Я знаю, ты очень гордая, а все-таки если захочешь, то всегда меня понимала. И мы были с тобой не только муж и жена, а настоящие товарищи. Я, ты помнишь, так тебе и сказал, когда просил быть моей женой, что мне нужно много еще, чтобы стать с тобой вровень, но я этого добьюсь. И ты видишь, я шел без остановки все вперед, хотя было очень трудно в мои годы и при работе. И ты сама мне помогала и говорила, что я стал совсем другой.
Но все это ни при чем, а ты должна знать, что я с тобой всегда начистоту, прямо и никогда не обманывал. И ты меня тоже никогда не обманывала. Я это ценю. И ты вспомни, что я отвечал тебе, когда ты говорила, что я могу подумать, будто ты пошла ко мне затем, что я комиссарствовал и мог тебя прокормить в голодные годы.
Я всегда отвечал твердо, как верил, что ты меня любишь, и я это знаю. А ты мне возражала, что не только меня любишь, а также наше дело полюбила. И мы жили как настоящие товарищи, хотя ты интеллигентка и художница, а я учен на медный грош, простой мужик, шахтер.
Революция меня всего перевернула, тогда нужно было делать всякое дело — но я знал, что мне нужно учиться, и ты мне помогла своею любовью и так и вела с этим все боевые годы. Этого никогда нельзя забыть. Это очень большое, этого не вырвешь никак. И ты не говори, что я теперь, когда все знаю, тебя разлюблю. Это неправда, и ты сама этому не веришь, а говоришь от гордости, как тогда насчет моего комиссарства.
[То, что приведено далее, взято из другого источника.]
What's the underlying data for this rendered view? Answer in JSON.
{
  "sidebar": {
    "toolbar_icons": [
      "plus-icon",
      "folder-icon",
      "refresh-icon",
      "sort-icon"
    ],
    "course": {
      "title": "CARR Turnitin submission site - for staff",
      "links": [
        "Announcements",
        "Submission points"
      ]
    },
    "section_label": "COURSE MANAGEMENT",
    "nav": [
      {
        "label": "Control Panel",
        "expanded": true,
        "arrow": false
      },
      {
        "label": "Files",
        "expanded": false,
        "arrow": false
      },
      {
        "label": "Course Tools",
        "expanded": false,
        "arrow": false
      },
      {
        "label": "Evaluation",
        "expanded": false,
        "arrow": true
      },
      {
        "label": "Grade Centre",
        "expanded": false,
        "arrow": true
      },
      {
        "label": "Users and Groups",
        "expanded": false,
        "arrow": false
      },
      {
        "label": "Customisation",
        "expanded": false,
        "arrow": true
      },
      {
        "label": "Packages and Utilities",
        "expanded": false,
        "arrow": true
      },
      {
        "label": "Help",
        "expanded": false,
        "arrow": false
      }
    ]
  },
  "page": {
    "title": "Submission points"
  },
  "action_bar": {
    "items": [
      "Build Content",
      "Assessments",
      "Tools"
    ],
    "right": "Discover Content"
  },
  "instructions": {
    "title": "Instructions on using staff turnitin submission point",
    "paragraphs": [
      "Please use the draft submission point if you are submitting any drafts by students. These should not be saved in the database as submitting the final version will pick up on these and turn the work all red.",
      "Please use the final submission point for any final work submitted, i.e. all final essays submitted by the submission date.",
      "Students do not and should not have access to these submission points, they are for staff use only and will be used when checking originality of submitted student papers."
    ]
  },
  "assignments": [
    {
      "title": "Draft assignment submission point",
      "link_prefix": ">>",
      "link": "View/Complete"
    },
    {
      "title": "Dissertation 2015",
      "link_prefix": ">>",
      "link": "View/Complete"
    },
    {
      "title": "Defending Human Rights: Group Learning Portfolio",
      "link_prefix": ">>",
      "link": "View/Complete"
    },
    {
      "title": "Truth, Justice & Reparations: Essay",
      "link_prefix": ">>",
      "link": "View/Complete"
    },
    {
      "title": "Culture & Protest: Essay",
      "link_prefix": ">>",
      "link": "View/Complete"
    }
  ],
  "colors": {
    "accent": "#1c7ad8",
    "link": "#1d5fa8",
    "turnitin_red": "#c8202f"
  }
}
Только если ты его еще любишь, тогда уже ничего я сделать не могу, а ты пишешь, что нет,— значит, и ничего нет. Вот когда я полюбил тебя — у меня все из сердца ушло от прежнего, я не мог вернуться к своей первой жене. Она мне даже письма писала из деревни, а мне их скучно было читать, как будто не ко мне. Она мне совсем стала чужим человеком. Тут уж не поможешь. Она тогда собралась ко мне, я тебе этого не рассказывал, чтобы не тревожить. Плакала, в ноги падала, и знал, что жалко, а не жалел… Другая передо мною лежала жизнь. Назад не своротишь.